4 Tips from a Recruiter’s Desk
After two decades placing technical writers and other content professionals, here’s what I tell every job seeker:
Scan before you send. Use résumé-checking tools to test how your document scores against the job description. Search the internet for “is my resume ATS friendly” to find a tool in which you can post your resume and the job description. The tool will show how well the ATS will grade you as a match.)
Keep a “keyword library.” Maintain a master list of tools, skills, and frameworks you’ve used. Tailor each résumé with the terms that match the posting.
Don’t bury the essentials. List tools and platforms in plain text. Example: “DITA XML, Oxygen XML Editor, MadCap Flare, GitHub, Jira.”
Never upload a PDF unless requested. Some ATS systems parse text more accurately from Word or plain-text files.
The Bottom Line
If you take nothing else from this post, remember this: don’t rely on the ATS to recognize your value.
Build connections. Be visible. And when you must submit online, write like a tech communicator—structured, clear, and keyword-smart.
The goal isn’t to trick the system. It’s to make sure your skills have a fair shot at being seen by a person who can say yes.
Jack Molisani is the President of ProSpring Technical Staffing and Executive Director of The LavaCon Content Strategy Conference.












Sage advice from a noted professional recruiter who comes with a wide background in technical communication.
In a way, this makes searching for a job almost a full-time job itself.

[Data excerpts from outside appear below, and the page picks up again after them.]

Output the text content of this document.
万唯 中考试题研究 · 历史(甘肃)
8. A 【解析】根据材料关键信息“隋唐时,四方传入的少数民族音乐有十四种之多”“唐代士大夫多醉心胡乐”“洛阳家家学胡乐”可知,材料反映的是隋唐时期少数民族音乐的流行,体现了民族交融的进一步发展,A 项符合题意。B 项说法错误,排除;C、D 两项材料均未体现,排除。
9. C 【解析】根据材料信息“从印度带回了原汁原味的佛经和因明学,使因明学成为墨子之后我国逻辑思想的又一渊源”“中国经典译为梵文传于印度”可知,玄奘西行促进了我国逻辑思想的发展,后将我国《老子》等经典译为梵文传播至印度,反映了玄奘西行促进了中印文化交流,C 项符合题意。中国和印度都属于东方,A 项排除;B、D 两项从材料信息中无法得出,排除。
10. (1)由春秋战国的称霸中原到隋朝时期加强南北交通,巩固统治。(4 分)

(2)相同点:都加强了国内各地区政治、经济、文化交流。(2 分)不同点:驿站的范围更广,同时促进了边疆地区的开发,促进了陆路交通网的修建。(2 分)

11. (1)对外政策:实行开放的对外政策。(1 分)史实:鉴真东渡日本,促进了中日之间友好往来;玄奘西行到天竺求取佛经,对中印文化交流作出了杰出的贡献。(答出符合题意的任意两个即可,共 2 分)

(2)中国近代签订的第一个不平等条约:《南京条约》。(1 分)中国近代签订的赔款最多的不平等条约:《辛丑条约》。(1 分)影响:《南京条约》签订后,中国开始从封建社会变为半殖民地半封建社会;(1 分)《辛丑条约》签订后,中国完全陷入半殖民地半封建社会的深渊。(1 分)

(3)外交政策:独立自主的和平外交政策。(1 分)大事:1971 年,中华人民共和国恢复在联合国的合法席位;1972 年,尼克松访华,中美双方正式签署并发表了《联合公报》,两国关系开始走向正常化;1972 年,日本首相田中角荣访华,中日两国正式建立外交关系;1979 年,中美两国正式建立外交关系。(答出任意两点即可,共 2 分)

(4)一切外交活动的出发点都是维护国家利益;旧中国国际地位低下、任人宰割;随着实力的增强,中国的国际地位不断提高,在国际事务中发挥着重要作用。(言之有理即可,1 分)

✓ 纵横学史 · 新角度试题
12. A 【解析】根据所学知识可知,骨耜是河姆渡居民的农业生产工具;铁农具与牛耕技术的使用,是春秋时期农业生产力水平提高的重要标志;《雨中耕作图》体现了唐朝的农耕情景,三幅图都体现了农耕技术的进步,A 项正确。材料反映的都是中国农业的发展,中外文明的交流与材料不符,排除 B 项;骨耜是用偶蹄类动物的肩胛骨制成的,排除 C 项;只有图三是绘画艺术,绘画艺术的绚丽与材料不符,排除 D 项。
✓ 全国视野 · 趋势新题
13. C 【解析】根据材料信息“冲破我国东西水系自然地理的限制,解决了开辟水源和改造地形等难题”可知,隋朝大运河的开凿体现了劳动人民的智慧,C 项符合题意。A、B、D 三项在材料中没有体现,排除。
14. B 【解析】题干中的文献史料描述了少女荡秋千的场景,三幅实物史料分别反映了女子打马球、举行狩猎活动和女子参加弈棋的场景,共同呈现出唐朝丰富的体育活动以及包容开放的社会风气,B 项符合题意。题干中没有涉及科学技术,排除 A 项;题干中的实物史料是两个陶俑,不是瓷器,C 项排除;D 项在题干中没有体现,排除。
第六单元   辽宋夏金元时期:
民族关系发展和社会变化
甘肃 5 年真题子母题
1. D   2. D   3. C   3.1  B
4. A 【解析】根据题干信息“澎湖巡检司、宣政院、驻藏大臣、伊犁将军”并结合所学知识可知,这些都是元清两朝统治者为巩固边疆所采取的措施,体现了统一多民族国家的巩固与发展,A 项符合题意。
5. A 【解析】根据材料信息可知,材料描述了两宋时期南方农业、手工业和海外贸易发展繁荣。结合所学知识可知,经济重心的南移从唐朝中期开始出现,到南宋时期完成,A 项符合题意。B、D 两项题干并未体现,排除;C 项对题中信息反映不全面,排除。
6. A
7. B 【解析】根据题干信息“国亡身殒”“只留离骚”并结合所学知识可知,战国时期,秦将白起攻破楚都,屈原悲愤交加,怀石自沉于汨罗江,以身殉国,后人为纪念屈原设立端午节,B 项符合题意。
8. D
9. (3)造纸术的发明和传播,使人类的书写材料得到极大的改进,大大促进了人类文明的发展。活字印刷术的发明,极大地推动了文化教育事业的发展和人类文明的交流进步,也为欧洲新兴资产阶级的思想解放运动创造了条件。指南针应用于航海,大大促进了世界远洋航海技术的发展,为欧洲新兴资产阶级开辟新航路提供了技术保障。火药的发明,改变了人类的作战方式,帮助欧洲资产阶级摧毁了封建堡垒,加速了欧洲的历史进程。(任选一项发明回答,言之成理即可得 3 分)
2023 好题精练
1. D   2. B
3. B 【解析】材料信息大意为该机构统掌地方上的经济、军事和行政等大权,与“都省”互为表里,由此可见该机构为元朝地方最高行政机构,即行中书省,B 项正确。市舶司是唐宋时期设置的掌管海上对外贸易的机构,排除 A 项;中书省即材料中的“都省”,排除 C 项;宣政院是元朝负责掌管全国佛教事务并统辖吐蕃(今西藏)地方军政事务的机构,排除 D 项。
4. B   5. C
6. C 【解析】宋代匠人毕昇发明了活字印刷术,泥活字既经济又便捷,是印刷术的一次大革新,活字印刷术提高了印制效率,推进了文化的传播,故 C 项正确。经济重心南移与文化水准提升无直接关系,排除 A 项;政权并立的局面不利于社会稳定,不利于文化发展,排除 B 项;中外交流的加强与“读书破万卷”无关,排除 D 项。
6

The AI reviewing system is flawed--deeply flawed. Sure, it's looking for keywords, but I recently viewed a post on LinkedIn for the exact position I have (in the same company) and while it helped me fine tune my profile, it still told me I wasn't qualified for the job--I sent feedback saying that maybe their AI could recognize that someone already has the position and they're just looking at it (or it came up first in the list and was automatically displayed).